Deux approches différentes : Hess part de la physique vers la biologie, Violet de la biologie vers la physique.
👉 “L’univers est une symphonie d’ondes : certaines cassent, d’autres construisent, et quelques-unes accordent la vie elle-même.”
Chapitre 3 – La mémoire de l’eau : entre énergie et information
Journaliste (J) :
Marc, vous parlez de l’eau comme d’une antenne qui capte des ondes. Mais certains de nos lecteurs se posent la question : est-ce que l’eau a vraiment une mémoire ?
Marc (M) :
Oui, et c’est là que le sujet devient fascinant.
On connaît déjà la mémoire chimique : l’eau dissout des minéraux, garde des ions, transporte des molécules.
Mais il existe une mémoire informationnelle, beaucoup plus subtile.
Sceptique (S) :
Mémoire… Vous voulez dire que l’eau se souvient ?
Marc (M) :
Pas au sens psychologique du mot, bien sûr.

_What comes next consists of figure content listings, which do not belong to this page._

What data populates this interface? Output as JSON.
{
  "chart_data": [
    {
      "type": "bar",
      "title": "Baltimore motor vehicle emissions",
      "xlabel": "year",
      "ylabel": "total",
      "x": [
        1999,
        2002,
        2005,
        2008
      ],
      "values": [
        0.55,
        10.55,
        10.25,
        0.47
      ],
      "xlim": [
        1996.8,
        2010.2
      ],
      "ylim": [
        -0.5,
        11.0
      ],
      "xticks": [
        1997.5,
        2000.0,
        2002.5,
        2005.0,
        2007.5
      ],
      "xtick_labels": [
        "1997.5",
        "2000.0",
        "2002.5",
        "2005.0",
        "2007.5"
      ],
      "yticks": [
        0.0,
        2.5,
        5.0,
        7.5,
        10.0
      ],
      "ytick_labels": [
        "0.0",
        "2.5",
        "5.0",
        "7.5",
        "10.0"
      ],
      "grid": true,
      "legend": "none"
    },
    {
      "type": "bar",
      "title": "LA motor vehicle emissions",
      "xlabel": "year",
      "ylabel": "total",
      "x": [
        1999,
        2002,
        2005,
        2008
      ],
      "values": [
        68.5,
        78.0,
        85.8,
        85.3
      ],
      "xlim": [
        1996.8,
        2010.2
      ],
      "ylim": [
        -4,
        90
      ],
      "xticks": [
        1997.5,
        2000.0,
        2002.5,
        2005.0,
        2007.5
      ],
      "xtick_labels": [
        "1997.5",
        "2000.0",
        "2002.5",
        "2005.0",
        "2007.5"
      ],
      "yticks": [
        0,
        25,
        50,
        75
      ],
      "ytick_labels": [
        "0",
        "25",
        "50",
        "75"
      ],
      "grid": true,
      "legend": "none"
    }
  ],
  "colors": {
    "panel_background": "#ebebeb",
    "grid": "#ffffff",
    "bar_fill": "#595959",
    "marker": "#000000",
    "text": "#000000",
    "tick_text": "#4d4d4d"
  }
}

Mais au sens physico-informationnel. L’eau peut conserver des états de cohérence moléculaire et des paramètres internes qui persistent dans le temps.
En volume, l’eau représente 70 % de notre corps. Mais en nombre de molécules, c’est 99 %.
Cela veut dire que presque tout ce que nous sommes est en réalité un immense océan de molécules d’eau, prêtes à vibrer, à résonner, à s’ordonner.
Médecin (Dr) :
Mais concrètement, comment une molécule d’eau peut “mémoriser” ?
Marc (M) :
Chaque molécule d’eau possède une capacité de rotation et de vibration interne.
Marc Henry, chimiste et physicien français, a évoqué l’idée qu’une molécule d’eau pouvait présenter jusqu’à 140 000 positions internes possibles.
Ce sont des niveaux d’énergie rotationnelle : imaginez une toupie qui ne tourne pas toujours de la même façon mais qui peut prendre des milliers de vitesses et d’angles différents.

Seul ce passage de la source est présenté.